Use the following command to perform an orderly shutdown:
You will be asked for the shutdown delay in minutes (you can specify 0 minutes for an immediate shutdown).
Furthermore you can give an optional reason for the shutdown to be displayed at the terminals of the users on your system (just press <Enter> to skip).
$ @SYS$SYSTEM:SHUTDOWN System shutdown command procedure. 21-MAY-1989 16:41:14 HOW MANY MINUTES UNTIL SHUTDOWN?: 0 REASON?: REBOOT Login quotas - Interactive limit=0, Current interactive value=1 Non-operator logins are disabled. OPCOM, 16:43:45.70, OPERATOR TERMINAL STATUS, _OPA0: CENTRAL, PRINTER, TAPES, DISKS, DEVICES, CARDS, NETWORK, OPER(1,2,3,4,5,6,7,8,9,10,11,12) _OPA0:,SYSTEM 16:43:46.57 "BATCH AND DEVICE QUEUES HAVE BEEN STOPPED" _OPA0:,SYSTEM 16:43:51.14 "SYSTEM SHUTDOWN IN 0 MINUTES. LOGINS ARE DISABLED, PLEASE LOGOFF. _OPA0:,SYSTEM 16:43:55.68 "REBOOT Invoke installation dependent shutdown procedure.
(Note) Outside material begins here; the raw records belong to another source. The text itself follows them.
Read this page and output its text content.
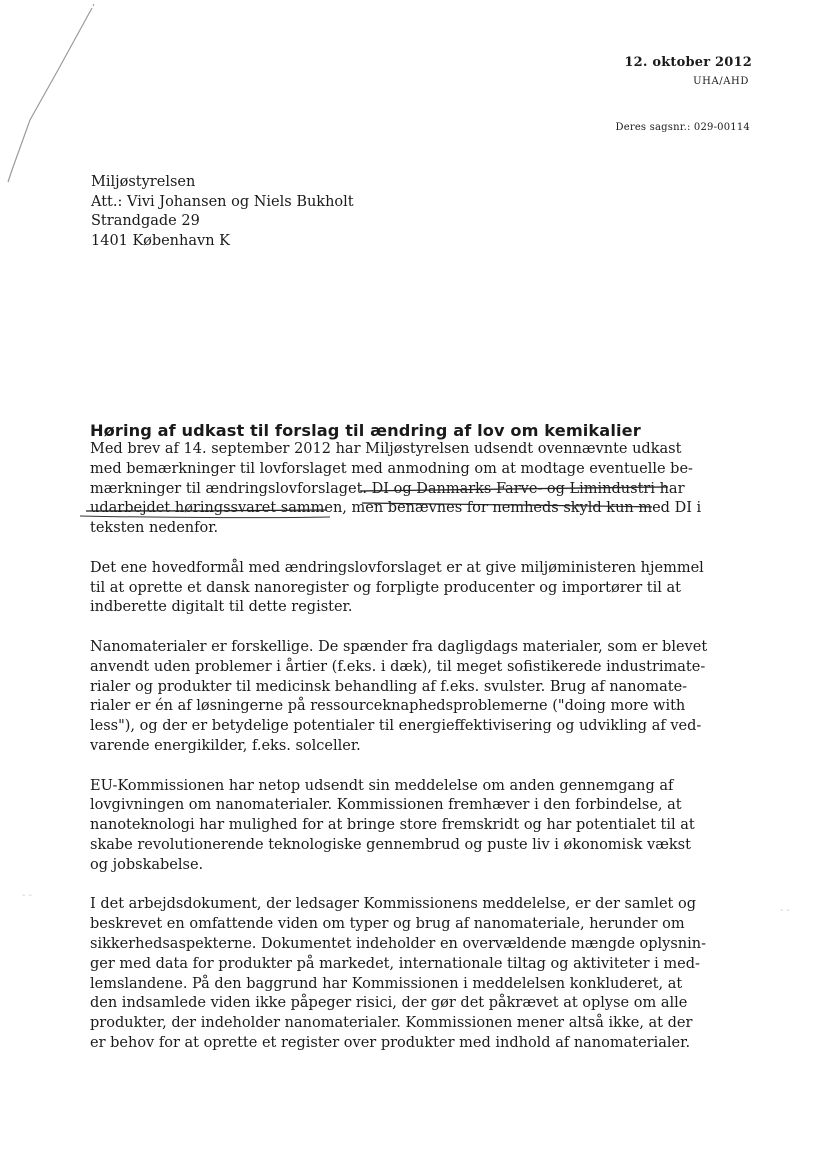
12. oktober 2012
UHA/AHD
Deres sagsnr.: 029-00114
Miljøstyrelsen
Att.: Vivi Johansen og Niels Bukholt
Strandgade 29
1401 København K
Høring af udkast til forslag til ændring af lov om kemikalier

Med brev af 14. september 2012 har Miljøstyrelsen udsendt ovennævnte udkast
med bemærkninger til lovforslaget med anmodning om at modtage eventuelle be-
mærkninger til ændringslovforslaget. DI og Danmarks Farve- og Limindustri har
udarbejdet høringssvaret sammen, men benævnes for nemheds skyld kun med DI i
teksten nedenfor.

Det ene hovedformål med ændringslovforslaget er at give miljøministeren hjemmel
til at oprette et dansk nanoregister og forpligte producenter og importører til at
indberette digitalt til dette register.

Nanomaterialer er forskellige. De spænder fra dagligdags materialer, som er blevet
anvendt uden problemer i årtier (f.eks. i dæk), til meget sofistikerede industrimate-
rialer og produkter til medicinsk behandling af f.eks. svulster. Brug af nanomate-
rialer er én af løsningerne på ressourceknaphedsproblemerne ("doing more with
less"), og der er betydelige potentialer til energieffektivisering og udvikling af ved-
varende energikilder, f.eks. solceller.

EU-Kommissionen har netop udsendt sin meddelelse om anden gennemgang af
lovgivningen om nanomaterialer. Kommissionen fremhæver i den forbindelse, at
nanoteknologi har mulighed for at bringe store fremskridt og har potentialet til at
skabe revolutionerende teknologiske gennembrud og puste liv i økonomisk vækst
og jobskabelse.

I det arbejdsdokument, der ledsager Kommissionens meddelelse, er der samlet og
beskrevet en omfattende viden om typer og brug af nanomateriale, herunder om
sikkerhedsaspekterne. Dokumentet indeholder en overvældende mængde oplysnin-
ger med data for produkter på markedet, internationale tiltag og aktiviteter i med-
lemslandene. På den baggrund har Kommissionen i meddelelsen konkluderet, at
den indsamlede viden ikke påpeger risici, der gør det påkrævet at oplyse om alle
produkter, der indeholder nanomaterialer. Kommissionen mener altså ikke, at der
er behov for at oprette et register over produkter med indhold af nanomaterialer.

- -
- -
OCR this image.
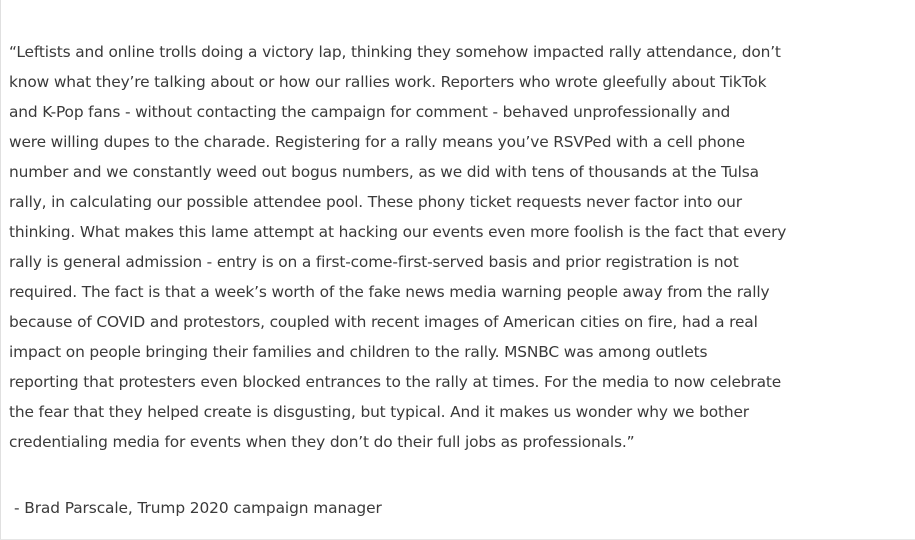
“Leftists and online trolls doing a victory lap, thinking they somehow impacted rally attendance, don’t
know what they’re talking about or how our rallies work. Reporters who wrote gleefully about TikTok
and K-Pop fans - without contacting the campaign for comment - behaved unprofessionally and
were willing dupes to the charade. Registering for a rally means you’ve RSVPed with a cell phone
number and we constantly weed out bogus numbers, as we did with tens of thousands at the Tulsa
rally, in calculating our possible attendee pool. These phony ticket requests never factor into our
thinking. What makes this lame attempt at hacking our events even more foolish is the fact that every
rally is general admission - entry is on a first-come-first-served basis and prior registration is not
required. The fact is that a week’s worth of the fake news media warning people away from the rally
because of COVID and protestors, coupled with recent images of American cities on fire, had a real
impact on people bringing their families and children to the rally. MSNBC was among outlets
reporting that protesters even blocked entrances to the rally at times. For the media to now celebrate
the fear that they helped create is disgusting, but typical. And it makes us wonder why we bother
credentialing media for events when they don’t do their full jobs as professionals.”

- Brad Parscale, Trump 2020 campaign manager
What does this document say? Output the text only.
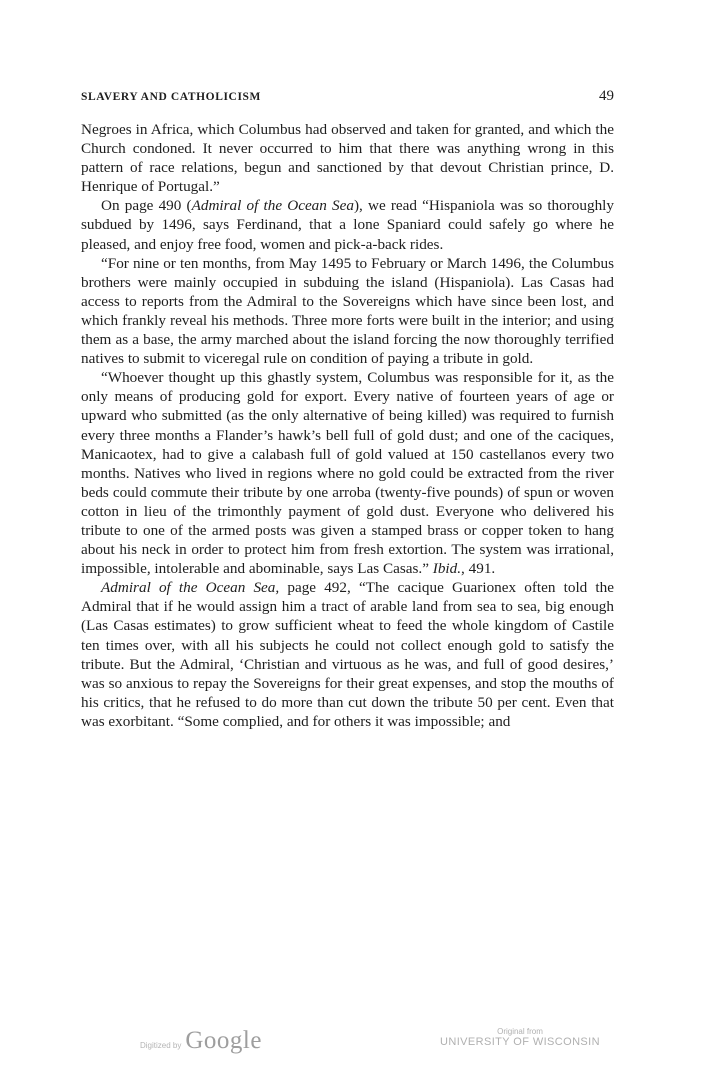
SLAVERY AND CATHOLICISM	49

Negroes in Africa, which Columbus had observed and taken for granted, and which the Church condoned. It never occurred to him that there was anything wrong in this pattern of race relations, begun and sanctioned by that devout Christian prince, D. Henrique of Portugal.”

On page 490 (Admiral of the Ocean Sea), we read “Hispaniola was so thoroughly subdued by 1496, says Ferdinand, that a lone Spaniard could safely go where he pleased, and enjoy free food, women and pick-a-back rides.

“For nine or ten months, from May 1495 to February or March 1496, the Columbus brothers were mainly occupied in subduing the island (Hispaniola). Las Casas had access to reports from the Admiral to the Sovereigns which have since been lost, and which frankly reveal his methods. Three more forts were built in the interior; and using them as a base, the army marched about the island forcing the now thoroughly terrified natives to submit to viceregal rule on condition of paying a tribute in gold.

“Whoever thought up this ghastly system, Columbus was responsible for it, as the only means of producing gold for export. Every native of fourteen years of age or upward who submitted (as the only alternative of being killed) was required to furnish every three months a Flander’s hawk’s bell full of gold dust; and one of the caciques, Manicaotex, had to give a calabash full of gold valued at 150 castellanos every two months. Natives who lived in regions where no gold could be extracted from the river beds could commute their tribute by one arroba (twenty-five pounds) of spun or woven cotton in lieu of the trimonthly payment of gold dust. Everyone who delivered his tribute to one of the armed posts was given a stamped brass or copper token to hang about his neck in order to protect him from fresh extortion. The system was irrational, impossible, intolerable and abominable, says Las Casas.” Ibid., 491.

Admiral of the Ocean Sea, page 492, “The cacique Guarionex often told the Admiral that if he would assign him a tract of arable land from sea to sea, big enough (Las Casas estimates) to grow sufficient wheat to feed the whole kingdom of Castile ten times over, with all his subjects he could not collect enough gold to satisfy the tribute. But the Admiral, ‘Christian and virtuous as he was, and full of good desires,’ was so anxious to repay the Sovereigns for their great expenses, and stop the mouths of his critics, that he refused to do more than cut down the tribute 50 per cent. Even that was exorbitant. “Some complied, and for others it was impossible; and

Digitized by Google	Original from
UNIVERSITY OF WISCONSIN
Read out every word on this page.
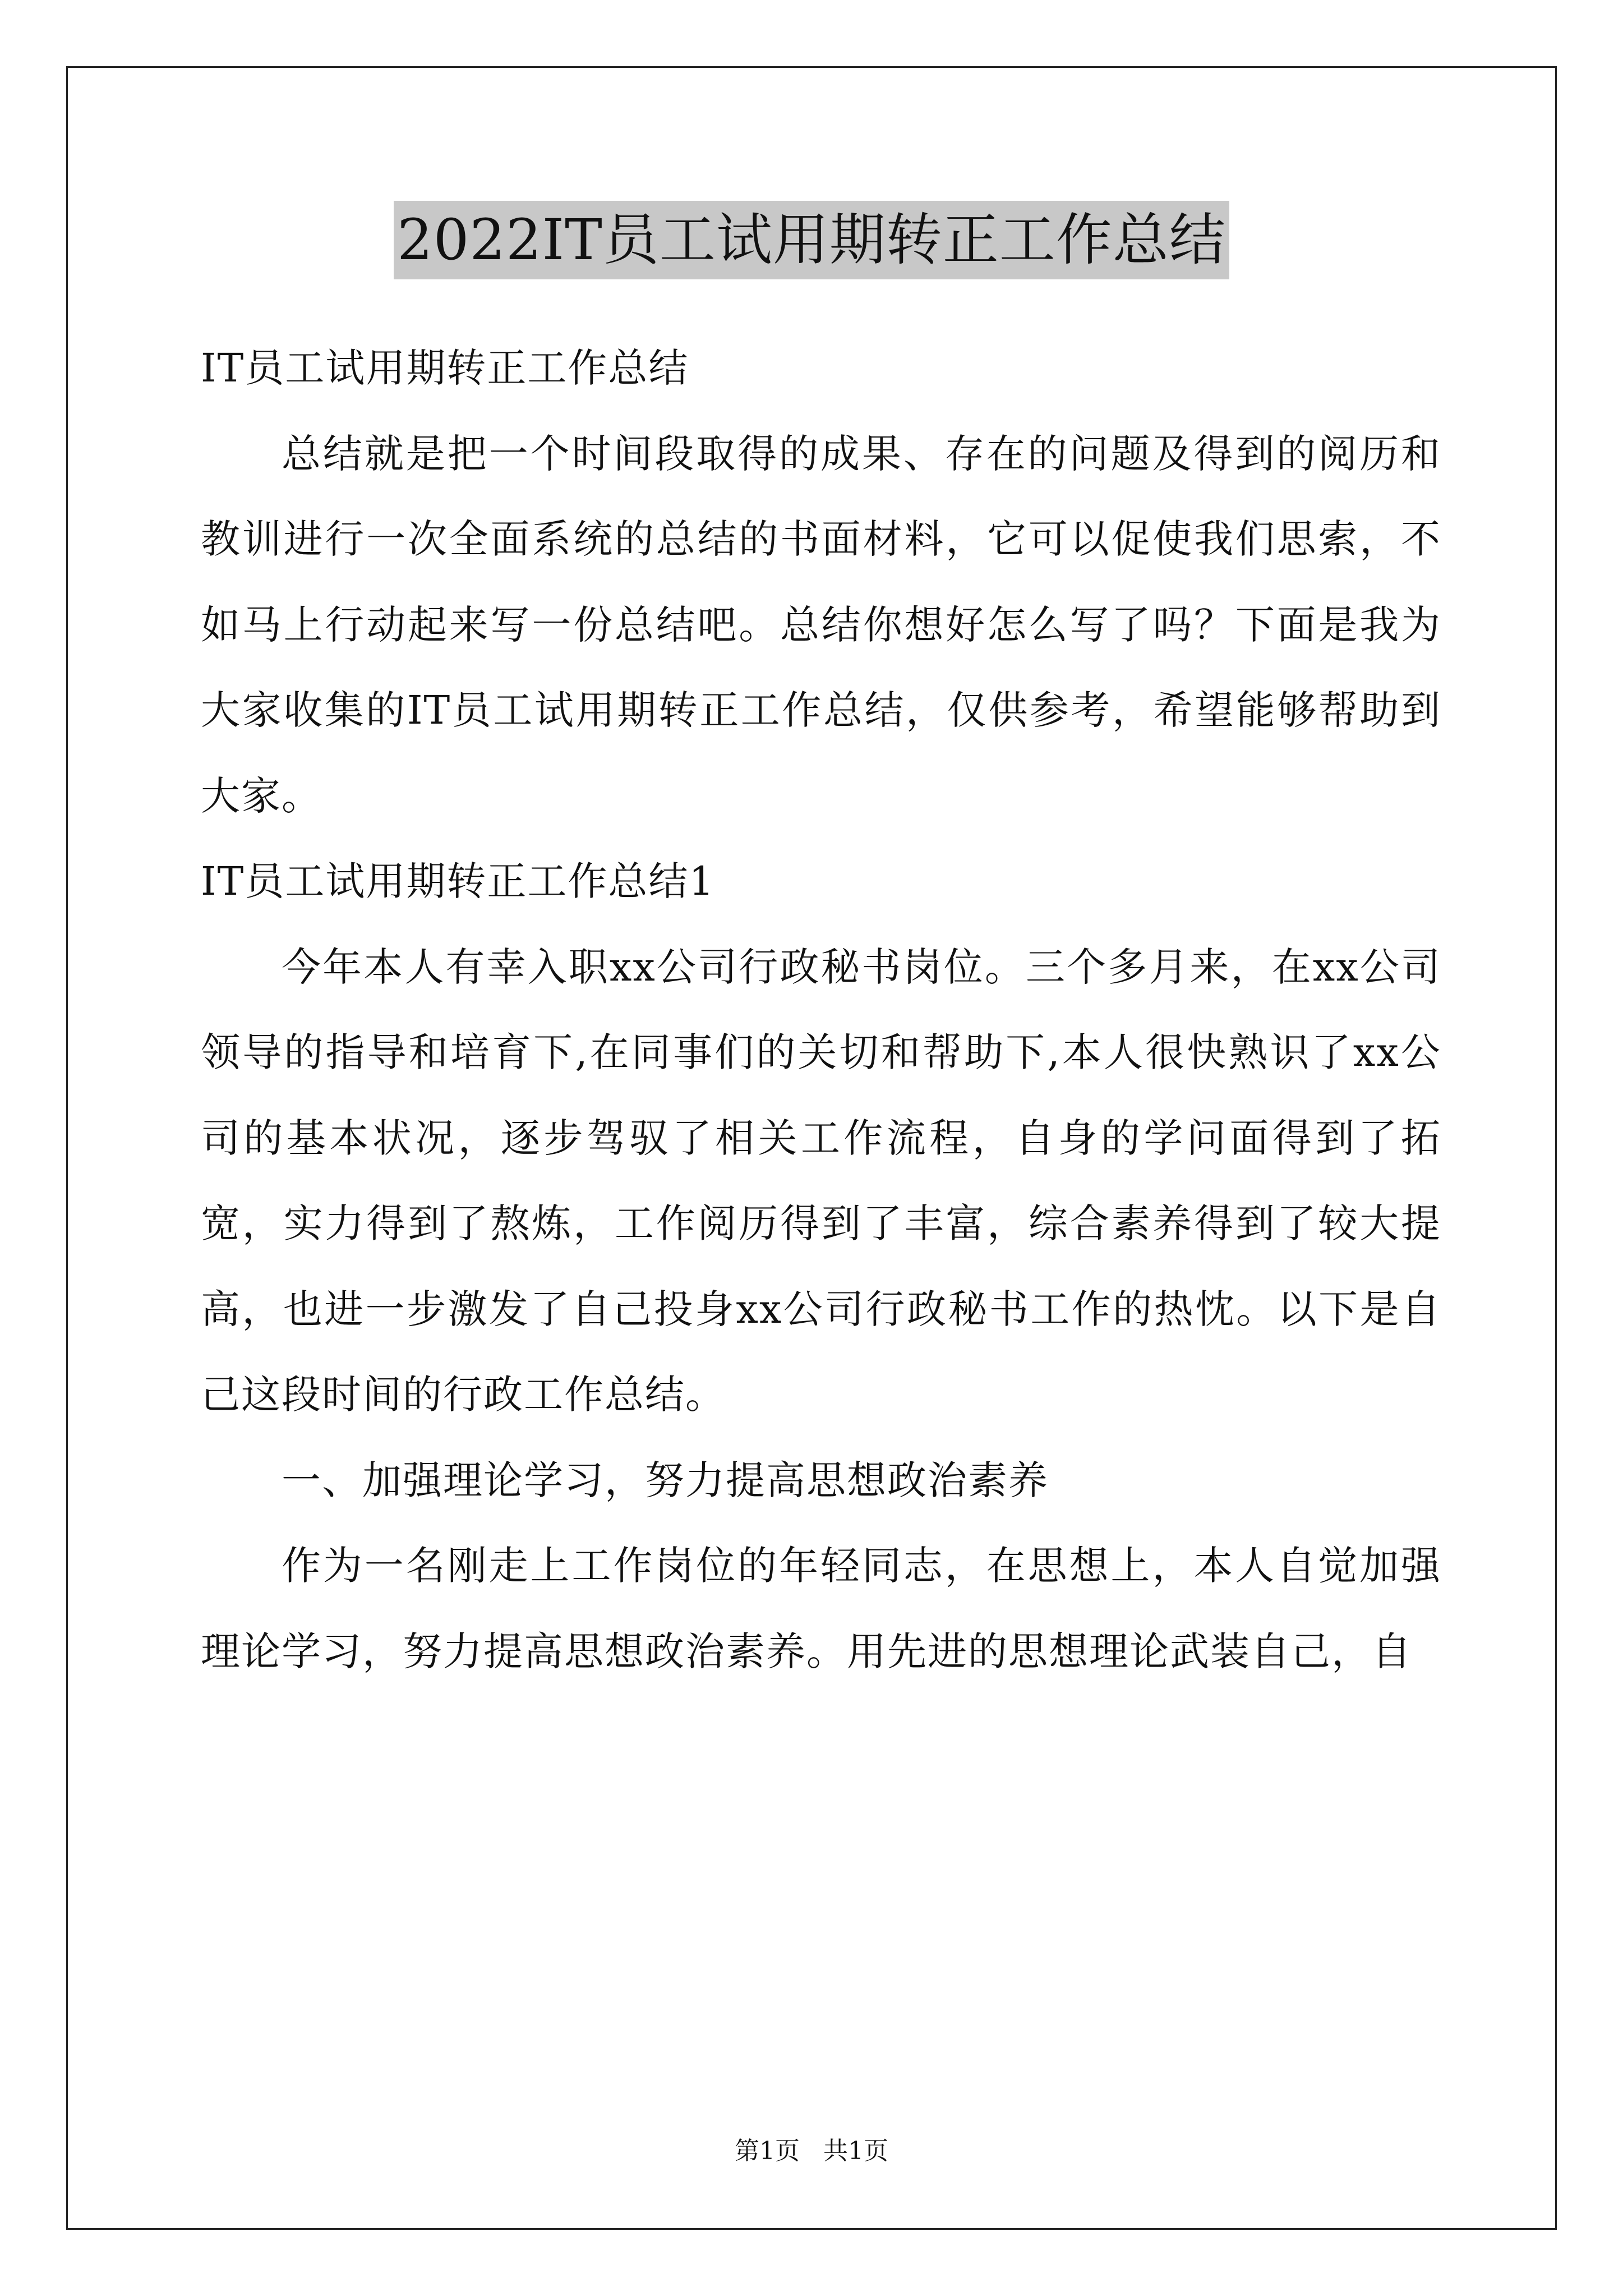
2022IT员工试用期转正工作总结

IT员工试用期转正工作总结

总结就是把一个时间段取得的成果、存在的问题及得到的阅历和教训进行一次全面系统的总结的书面材料，它可以促使我们思索，不如马上行动起来写一份总结吧。总结你想好怎么写了吗？下面是我为大家收集的IT员工试用期转正工作总结，仅供参考，希望能够帮助到大家。

IT员工试用期转正工作总结1

今年本人有幸入职xx公司行政秘书岗位。三个多月来，在xx公司领导的指导和培育下,在同事们的关切和帮助下,本人很快熟识了xx公司的基本状况，逐步驾驭了相关工作流程，自身的学问面得到了拓宽，实力得到了熬炼，工作阅历得到了丰富，综合素养得到了较大提高，也进一步激发了自己投身xx公司行政秘书工作的热忱。以下是自己这段时间的行政工作总结。

一、加强理论学习，努力提高思想政治素养

作为一名刚走上工作岗位的年轻同志，在思想上，本人自觉加强理论学习，努力提高思想政治素养。用先进的思想理论武装自己，自

第1页 共1页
Stop all user processes. Dismount all mounted volumes. OPCOM, 16:44:02.02, SYSTEM ACCNT=SYSTEM OPCOM, _OPA0:, "OPERATOR REQUESTED SHUTDOWN" OPCOM, 21-MAY-1989 16:44:02.15, LOGFILE CLOSED, OPERATOR=_OPA0: **** FATAL BUG CHECK, VERSION = 1.00 OPERATOR, Operator requested system shutdown CURRENT PROCESS = SYSTEM REGISTER DUMP R0 = 00000024 R1 = 00000000 R2 = 00000004 R3 = 7FFE8F05 R4 = 80059670 R5 = 7FFEE284 R6 = 31000513 R7 = 7FFEF99C R8 = 7FFEF87C R9 = 7FFEF98C R10= 7FFEF9A4 R11= 7FFE6C10 AP = 00000000 FP = 7FFEEBD0 SP = 7FFEEBC8 PC = 0000045D PSL= 00DF0000 KERNEL/INTERRUPT STACK 7FFEEBD0 00000000 7FFEEBD4 00000000 7FFEEBD8 7FFDC778 7FFEEBDC 7FFEEBE4 7FFEEBE0 800087E9 7FFEEBE4 00000000 7FFEEBE8 00000000 7FFEEBEC 7FFDC778 7FFEEBF0 7FFDC760 7FFEEBF4 8000B4E3 7FFEEBF8 80000096 7FFEEBFC 03C00000 EXEC STACK PROCESS PRIVILEGES 80062400 FFFFFFFF 80062404 FFFFFFFF IMAGE NAME = DMA0:[SYSEXE]OPCCRASH.EXE;1 Infinite loop, PC: 80008462 (BRB 80008462) sim> exit Goodbye
For VMS V1.0 it is expected behavior to get a FATAL BUG CHECK at the end of the shutdown.
When you get the simh prompt (sim>) you can safely exit the simulator using the exit command.
Now that you have sucessfully installed VMS V1.0 you no longer need to boot into SYSBOOT>.
Put a semicolon in front of the command BOOT HK0/R5:1 in the vax750.ini file and remove the semikcolon from the ;BOOT HK0 command.
From now on you'll boot directly into VMS V1.0!